The Kind of Pastor You Want to Be

The Kind of Pastor You Want to Be 2011-12-24T15:54:19-04:00

Most pastors in ministry I know had a vision of what they wanted to be as a pastor before entering the ministry. Many still do. But a good many of those pastors are now frustrated, or unsatisfied or angst-filled because they are not being the pastor they want to be.

Recently I was having coffee with a pastor friend and we were talking about pastoring. He was expressing frustration over the demands of pastoral ministry. The busyness of leading a large congregation. As the senior pastor in a traditionally senior pastor led church, he was involved in almost everything: problem solving, staff mentoring, vision casting and leading, running the church, preaching and teaching and contributing as the church theologian. Here’s the thing: He’s good at all those things (he’s the most qualified in the room) and he enjoys elements of all of them. But the collection of these tasks are not what he wants to be as a pastor.

In the course of the conversation I used the phrase “the pastor you want to be”. He stopped and looked confused. As if, and I’m assuming here, he did not think he had a choice in the matter. But the truth is, he does. He can be the pastor he wants to be. Not every pastor has the same vision of what it means to be a pastor. And there is not one biblically sanctioned vision of the pastorate. The kind of pastoral ministry you have has to do with the kind of pastor you want to be. One’s own passions, gifts and personality should shape pastoral identity.

 

What kind of pastor do you want to be?

 

This conversation was fresh in my mind when I recently read Eugene Peterson’s reflection, “The Unbusy Pastor”, in his Memoir, The Pastor (Harper One, 2011, pp. 277-82). It is in a chapter by the way with a great title: “Invisible Six Days a Week, Incomprehensible the Seventh”. Both the chapter and the passage are a must read. But not because everyone should adopt Peterson’s vision of pastoral identity. I think, of course, we should all take stock of the busyness in our lives. Some of us, myself included, are addicted to the chaos of busyness. His reflection is convicting. But pay attention to his courage and tenacity in pursuit of the pastor he wants to be. Peterson inspires pastors not to settle for less than their unique vision of pastoring – whatever that looks like.

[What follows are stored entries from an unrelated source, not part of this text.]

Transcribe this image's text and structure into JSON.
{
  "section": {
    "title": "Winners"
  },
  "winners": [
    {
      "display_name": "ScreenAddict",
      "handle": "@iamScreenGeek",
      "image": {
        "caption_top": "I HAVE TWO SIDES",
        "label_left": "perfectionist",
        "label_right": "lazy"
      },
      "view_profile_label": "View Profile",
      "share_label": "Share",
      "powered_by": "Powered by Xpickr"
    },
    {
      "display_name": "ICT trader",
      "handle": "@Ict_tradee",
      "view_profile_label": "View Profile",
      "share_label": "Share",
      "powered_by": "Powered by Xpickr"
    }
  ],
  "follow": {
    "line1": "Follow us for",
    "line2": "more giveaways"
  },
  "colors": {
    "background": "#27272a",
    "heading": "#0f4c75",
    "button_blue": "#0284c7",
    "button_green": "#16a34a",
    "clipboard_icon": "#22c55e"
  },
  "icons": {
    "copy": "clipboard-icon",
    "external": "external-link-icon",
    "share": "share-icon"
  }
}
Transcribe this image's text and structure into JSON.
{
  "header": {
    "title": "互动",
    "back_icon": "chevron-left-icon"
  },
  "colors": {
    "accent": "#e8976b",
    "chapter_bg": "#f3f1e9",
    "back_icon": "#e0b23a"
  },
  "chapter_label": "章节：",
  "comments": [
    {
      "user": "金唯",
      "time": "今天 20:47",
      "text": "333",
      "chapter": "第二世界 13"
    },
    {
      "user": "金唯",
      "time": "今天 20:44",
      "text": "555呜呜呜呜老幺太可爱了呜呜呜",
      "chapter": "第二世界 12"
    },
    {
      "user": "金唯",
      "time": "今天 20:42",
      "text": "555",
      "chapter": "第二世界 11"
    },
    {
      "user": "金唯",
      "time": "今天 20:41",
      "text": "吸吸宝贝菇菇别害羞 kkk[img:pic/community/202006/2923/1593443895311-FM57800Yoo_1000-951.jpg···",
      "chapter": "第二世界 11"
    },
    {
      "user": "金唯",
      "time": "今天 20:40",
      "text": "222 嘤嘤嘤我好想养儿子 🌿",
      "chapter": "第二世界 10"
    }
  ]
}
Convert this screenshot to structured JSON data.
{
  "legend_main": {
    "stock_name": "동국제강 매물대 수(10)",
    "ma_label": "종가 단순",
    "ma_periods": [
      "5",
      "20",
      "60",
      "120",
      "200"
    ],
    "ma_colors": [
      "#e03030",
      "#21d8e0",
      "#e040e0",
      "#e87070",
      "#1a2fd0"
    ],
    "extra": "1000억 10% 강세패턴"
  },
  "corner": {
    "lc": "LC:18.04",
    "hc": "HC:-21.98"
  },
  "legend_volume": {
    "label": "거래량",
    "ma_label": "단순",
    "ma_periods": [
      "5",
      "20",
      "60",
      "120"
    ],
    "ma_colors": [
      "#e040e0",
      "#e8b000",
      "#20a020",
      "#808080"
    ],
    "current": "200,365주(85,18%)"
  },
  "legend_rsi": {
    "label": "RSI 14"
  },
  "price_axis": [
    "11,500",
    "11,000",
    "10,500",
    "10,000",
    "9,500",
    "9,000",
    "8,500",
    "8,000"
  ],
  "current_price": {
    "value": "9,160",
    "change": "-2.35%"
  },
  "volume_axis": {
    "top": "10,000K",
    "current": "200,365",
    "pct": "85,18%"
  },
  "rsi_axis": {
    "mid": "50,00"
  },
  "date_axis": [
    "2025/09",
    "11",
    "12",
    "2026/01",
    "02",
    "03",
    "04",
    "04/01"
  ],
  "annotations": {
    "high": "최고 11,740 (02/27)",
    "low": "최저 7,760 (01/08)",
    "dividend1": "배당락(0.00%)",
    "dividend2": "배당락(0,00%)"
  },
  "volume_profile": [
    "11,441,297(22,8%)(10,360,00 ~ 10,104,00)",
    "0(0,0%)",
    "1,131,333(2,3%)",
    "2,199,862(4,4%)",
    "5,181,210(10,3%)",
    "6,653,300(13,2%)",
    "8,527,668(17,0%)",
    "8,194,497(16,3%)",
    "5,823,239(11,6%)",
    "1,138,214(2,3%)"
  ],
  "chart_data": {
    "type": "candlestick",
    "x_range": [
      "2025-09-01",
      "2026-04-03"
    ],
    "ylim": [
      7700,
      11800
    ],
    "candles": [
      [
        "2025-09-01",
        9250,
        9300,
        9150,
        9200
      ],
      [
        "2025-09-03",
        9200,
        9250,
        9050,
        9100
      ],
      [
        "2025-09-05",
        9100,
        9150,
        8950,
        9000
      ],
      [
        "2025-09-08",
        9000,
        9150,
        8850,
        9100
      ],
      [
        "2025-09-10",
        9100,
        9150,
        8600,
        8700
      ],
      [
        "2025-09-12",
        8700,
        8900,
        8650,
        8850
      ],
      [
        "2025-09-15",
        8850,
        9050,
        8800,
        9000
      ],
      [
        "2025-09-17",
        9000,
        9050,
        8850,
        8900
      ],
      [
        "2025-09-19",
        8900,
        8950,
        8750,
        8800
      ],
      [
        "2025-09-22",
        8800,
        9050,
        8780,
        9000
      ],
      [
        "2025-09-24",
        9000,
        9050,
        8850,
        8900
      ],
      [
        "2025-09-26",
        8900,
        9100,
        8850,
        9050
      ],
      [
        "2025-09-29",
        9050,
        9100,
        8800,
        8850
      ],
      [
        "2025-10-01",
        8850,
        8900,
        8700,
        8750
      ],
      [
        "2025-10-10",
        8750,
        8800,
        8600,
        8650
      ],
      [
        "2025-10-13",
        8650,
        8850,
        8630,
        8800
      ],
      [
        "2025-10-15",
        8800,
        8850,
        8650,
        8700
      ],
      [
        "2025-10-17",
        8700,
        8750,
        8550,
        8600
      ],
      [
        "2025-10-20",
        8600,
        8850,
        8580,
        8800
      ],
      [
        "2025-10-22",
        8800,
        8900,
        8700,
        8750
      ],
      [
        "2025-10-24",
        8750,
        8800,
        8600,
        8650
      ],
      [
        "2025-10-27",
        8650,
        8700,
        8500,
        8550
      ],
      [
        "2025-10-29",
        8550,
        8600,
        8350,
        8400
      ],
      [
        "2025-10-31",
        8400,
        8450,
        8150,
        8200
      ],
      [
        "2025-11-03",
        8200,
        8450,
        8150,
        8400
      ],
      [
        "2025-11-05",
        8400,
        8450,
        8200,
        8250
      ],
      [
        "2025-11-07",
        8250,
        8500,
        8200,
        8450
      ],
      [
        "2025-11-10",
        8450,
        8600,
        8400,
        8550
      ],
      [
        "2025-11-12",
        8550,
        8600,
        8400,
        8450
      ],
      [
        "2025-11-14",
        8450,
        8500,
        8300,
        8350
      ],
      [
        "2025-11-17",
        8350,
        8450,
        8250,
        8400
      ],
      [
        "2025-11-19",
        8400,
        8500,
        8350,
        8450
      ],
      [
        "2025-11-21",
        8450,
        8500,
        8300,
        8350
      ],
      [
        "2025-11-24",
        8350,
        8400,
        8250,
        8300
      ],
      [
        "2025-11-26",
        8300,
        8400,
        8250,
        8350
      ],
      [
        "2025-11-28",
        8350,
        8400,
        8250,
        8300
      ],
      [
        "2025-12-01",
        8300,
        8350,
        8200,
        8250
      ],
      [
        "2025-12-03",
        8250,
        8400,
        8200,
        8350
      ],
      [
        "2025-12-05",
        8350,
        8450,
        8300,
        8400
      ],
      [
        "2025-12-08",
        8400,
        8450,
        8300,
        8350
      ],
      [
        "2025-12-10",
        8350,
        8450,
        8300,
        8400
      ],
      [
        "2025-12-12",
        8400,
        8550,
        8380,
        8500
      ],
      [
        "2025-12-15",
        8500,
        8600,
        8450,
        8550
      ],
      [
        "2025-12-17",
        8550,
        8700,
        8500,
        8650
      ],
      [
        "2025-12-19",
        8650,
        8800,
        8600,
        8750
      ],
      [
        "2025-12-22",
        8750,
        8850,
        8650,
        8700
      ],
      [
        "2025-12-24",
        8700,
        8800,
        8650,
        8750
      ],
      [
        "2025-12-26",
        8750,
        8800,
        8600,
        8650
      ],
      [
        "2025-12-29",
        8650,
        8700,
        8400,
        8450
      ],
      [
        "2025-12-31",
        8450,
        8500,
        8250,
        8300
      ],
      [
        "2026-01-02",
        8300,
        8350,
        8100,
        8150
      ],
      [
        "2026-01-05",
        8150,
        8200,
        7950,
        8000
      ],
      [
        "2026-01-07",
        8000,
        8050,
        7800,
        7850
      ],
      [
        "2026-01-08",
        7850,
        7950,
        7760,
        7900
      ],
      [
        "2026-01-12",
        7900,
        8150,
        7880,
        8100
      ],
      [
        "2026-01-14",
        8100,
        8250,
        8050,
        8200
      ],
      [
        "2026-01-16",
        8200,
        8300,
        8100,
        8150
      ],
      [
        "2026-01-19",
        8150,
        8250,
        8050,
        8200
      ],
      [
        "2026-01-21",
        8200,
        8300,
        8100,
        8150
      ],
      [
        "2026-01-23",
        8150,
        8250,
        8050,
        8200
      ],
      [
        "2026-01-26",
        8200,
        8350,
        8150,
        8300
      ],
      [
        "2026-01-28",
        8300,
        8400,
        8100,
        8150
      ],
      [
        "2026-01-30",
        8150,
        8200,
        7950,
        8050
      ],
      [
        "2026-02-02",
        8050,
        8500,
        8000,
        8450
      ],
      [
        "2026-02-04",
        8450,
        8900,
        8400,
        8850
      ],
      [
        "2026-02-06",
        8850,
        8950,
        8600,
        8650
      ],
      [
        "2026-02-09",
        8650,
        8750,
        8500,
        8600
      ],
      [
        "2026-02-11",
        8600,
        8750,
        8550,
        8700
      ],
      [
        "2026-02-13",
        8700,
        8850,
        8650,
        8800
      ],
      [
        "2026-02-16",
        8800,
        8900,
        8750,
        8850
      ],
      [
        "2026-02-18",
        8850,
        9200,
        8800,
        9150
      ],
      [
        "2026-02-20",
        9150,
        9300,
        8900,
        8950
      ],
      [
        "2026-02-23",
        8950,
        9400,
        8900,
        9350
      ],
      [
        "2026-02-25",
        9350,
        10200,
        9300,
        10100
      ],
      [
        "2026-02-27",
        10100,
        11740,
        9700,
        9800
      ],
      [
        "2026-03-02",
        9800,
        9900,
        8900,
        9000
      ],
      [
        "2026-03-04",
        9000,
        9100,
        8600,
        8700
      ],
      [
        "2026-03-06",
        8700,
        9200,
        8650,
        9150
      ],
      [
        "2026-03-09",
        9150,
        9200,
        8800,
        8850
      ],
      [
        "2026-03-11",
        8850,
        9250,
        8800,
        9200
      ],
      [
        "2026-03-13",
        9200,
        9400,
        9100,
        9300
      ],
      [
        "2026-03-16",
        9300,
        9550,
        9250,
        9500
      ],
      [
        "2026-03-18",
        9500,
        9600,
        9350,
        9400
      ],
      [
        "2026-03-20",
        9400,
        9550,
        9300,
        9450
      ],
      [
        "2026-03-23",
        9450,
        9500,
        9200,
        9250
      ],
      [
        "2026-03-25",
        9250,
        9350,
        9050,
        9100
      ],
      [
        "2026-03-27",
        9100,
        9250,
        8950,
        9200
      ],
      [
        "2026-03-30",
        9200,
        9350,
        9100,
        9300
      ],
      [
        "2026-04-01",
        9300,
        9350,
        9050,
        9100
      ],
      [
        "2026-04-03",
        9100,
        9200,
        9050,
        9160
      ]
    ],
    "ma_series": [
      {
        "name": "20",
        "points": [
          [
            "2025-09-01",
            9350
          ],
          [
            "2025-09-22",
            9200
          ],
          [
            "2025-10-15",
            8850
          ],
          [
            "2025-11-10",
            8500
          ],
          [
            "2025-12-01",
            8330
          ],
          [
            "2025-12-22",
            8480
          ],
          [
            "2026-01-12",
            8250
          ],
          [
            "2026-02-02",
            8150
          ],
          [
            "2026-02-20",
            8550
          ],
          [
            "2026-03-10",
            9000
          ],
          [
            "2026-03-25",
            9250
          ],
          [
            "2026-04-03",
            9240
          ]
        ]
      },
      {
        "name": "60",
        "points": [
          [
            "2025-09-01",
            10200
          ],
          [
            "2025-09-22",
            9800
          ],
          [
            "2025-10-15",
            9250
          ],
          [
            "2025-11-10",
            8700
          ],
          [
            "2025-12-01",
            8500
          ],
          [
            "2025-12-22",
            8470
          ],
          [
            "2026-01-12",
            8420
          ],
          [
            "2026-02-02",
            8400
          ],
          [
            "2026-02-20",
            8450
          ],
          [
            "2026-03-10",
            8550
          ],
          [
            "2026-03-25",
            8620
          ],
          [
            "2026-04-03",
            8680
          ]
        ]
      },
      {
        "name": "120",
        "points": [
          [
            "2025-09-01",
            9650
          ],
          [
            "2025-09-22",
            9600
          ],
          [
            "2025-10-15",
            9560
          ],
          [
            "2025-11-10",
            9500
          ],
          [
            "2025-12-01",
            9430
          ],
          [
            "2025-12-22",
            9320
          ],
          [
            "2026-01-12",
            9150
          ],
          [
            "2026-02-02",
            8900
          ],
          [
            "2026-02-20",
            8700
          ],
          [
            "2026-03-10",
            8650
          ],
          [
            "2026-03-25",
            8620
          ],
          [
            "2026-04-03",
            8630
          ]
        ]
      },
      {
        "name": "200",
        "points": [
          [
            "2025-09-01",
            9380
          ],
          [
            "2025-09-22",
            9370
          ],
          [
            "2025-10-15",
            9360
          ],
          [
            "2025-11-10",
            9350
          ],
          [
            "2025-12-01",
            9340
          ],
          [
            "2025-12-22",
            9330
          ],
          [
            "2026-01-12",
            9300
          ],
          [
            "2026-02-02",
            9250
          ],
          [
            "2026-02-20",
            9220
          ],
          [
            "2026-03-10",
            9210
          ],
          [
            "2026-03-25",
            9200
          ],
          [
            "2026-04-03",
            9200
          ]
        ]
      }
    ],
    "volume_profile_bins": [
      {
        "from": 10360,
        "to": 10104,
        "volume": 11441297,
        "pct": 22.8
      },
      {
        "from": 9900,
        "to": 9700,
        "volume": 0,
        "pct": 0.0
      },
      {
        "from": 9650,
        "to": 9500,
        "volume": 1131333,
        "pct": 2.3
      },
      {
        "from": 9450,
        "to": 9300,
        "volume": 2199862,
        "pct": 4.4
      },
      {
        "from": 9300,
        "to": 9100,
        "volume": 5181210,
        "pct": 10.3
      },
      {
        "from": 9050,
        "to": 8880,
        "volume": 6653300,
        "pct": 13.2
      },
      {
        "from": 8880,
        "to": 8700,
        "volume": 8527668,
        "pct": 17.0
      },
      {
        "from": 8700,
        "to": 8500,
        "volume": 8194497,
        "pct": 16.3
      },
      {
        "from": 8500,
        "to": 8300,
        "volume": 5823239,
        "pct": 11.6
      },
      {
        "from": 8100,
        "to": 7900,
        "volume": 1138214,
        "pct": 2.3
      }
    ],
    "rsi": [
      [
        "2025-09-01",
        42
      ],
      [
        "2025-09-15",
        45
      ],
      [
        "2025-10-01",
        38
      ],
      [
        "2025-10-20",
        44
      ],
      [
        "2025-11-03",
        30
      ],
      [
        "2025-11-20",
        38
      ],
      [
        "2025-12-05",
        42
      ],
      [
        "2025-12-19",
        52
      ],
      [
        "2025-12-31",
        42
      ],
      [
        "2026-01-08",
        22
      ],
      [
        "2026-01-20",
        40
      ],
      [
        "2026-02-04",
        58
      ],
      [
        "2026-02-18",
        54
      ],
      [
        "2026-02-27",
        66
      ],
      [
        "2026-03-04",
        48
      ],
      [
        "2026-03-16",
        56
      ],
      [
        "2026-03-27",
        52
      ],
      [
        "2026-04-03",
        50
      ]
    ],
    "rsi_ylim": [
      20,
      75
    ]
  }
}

Peterson writes of a meeting he had with his elders about 3 years into the planting of Christ our King Church. He writes:

“I haven’t been a pastor to this congregation for six months. I pray in fits and starts. I feel like I’m in a hurry all the time. When I visit or have lunch with you, I’m not listening to you; I am thinking of ways I can  get the momentum going again. My sermons are thrown together. I don’t want to live like this, either with you or with my family”
“So what do you want to do?” This was Craig speaking. His father had been a pastor. He know some of this form the inside.
“I want to be a pastor who prays. I want to be reflective and responsive and relaxed in the presence of God so that I can be reflective and responsive and relaxed in your presence. I can’t do that on the run. It takes a lot of time. I started out doing that with you, but now I feel too crowded.
“I want to be a pastor who reads and studies. This culture in which we live squeezes all the God sense out of us. I want to be observant and informed enough to help this congregation understand what we are up against, the temptations of the devil to get us thinking we can all be our own gods. This is subtle stuff. It demands some detachment and perspective. I can’t do this just by trying harder.
“I want to be a pastor who has time to be with you in leisurely, unhurried conversations so that I can understand and be a companion with you as you grow in Christ – your doubts and your difficulties, your desires and your delights. I can’t do that when I am running scared.
“I want to be a pastor who leads you in worship , a pastor who brings you before God in receptive obedience, a pastor who preaches sermons that make scripture accessible and present and alive, a pastor who is able to give you a language and imagination that restores in you a sense of dignity as a Christian in your homes and workplaces and gets rid of these debilitating images of being a ‘mere’ layperson.
“I want to read a story to Karen [his five year old daughter at the time].
“I want to be an unbusy pastor” (277-78).

Peterson’s elders assumed the work of running the church that evening in response and did so for the next 26 years. Peterson was for his pastorate at the church, an unbusy pastor.

He ends his reflection on “the pastor he wants to be” with the image out of Herman Melville’s Moby-Dick of the harpooner who is quiet poised and waiting in the midst of the frenetic activity of sailors all around frighting the tempest. He quotes a sentence, “To insure the greatest efficiency in the dart, the harpooners of this world must start to their feet out of idleness, and not out of toil”. Then this paragraph:

The metaphor, harpooner, was starting to get inside me. Somehow it always seems more compelling to assume the work of the oarsman, laboring mightily  in a moral cause, throwing our energy into the fray that we know has immortal consequence. And it always seems more dramatic to take on the outrage of a Captain Ahab, obsessed with a vision of vengeance and retaliation, brooding over the ancient injury done by the Enemy. There is, though, other important work to do. Someone must throw the dart. Some must be harpooners (282).

I personally resonate with Peterson’s harpooner metaphor. But I admit that I live like the oarsman.